A-1828-08T3 (N.J. Super. App. Div. 2010) (Unpublished)

LANDLORD-TENANT; SECURITY DEPOSITS — Even though a landlord may violate the notice provisions of the Security Deposit Act, if the tenant is not entitled to return of any portion of his or her residential security deposit, the tenant is not entitled to statutory doubling despite the landlord’s failure to give proper notice following the tenant having vacated the property.

A tenant entered into an oral month-to-month lease for a ground floor apartment unit and posted a security deposit. The tenant later qualified for, and received, federal Section 8 housing assistance. When the tenant failed to pay his portion of the rent, the landlord had him evicted and the sheriff’s office executed a warrant of removal. The tenant asked the landlord to return his security deposit, but the landlord did not reply and never told the tenant why the security deposit was being withheld.

The tenant sued for return of his deposit, statutory damages, and interest under the Security Deposit Act based on the landlord’s failure to return the security deposit and provide an itemized list of deductions. At trial, the landlord testified he was owed rent. In addition, the landlord claimed he had to clean and repair damage to the apartment and to change the locks. The landlord also claimed that the tenant had borrowed money from him to be bailed out of jail. The tenant claimed that the repairs the landlord made were long overdue, the need for which pre-existed his occupancy of the premises. The lower court found the tenant not credible and, in fact, deceptive. The lower court held that even though the landlord did not send an itemized list of the deductions from the security deposit, the landlord was not liable under the Security Deposit Act because he established that the amount owed exceeded the amount of the deposit.
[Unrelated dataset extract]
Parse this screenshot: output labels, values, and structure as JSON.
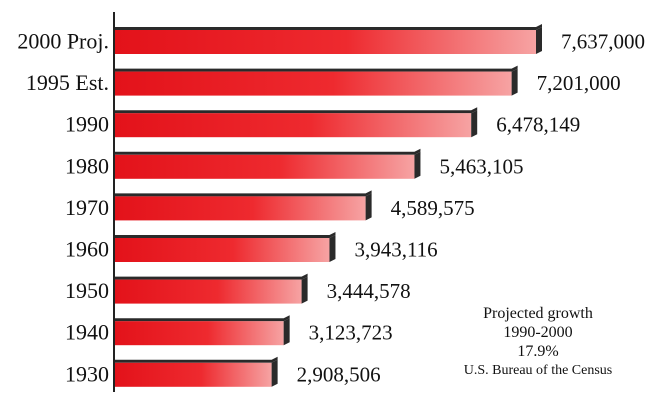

The tenant appealed, but the Appellate Division affirmed. The tenant argued that the Security Deposit Act only required him to prove the existence and termination of the landlord-tenant relationship, him posting a security deposit, and the landlord’s failure to return the deposit or give notice with an itemized list of the deductions. In essence, the tenant argued that he was entitled to double the security as a result of the landlord’s failure to comply with the statute regardless of whether the tenant was really entitled to the return of all or a portion of his security deposit. The Court disagreed.

The Court found that when a residential tenant violates his or her obligations under the lease, the Security Deposit Act does not automatically impose “doubling” if the landlord fails to either return the security deposit or send an itemized list of the deductions. Rather, a court is required to determine the landlord’s offset from the deposit. If the landlord’s offset exceeds the amount of the deposit, then there is no deposit to return and, therefore, no basis for enforcing the notification requirement. In this case, the lower court found that the landlord’s offsets exceeded the amount of the tenant’s security deposit. While the Court did not condone the landlord’s failure to send notice to the tenant along with an itemized list of deductions, it found that the tenant was not entitled to the return of any portion of the security deposit and therefore it was not entitled to statutory doubling under the Security Deposit Act.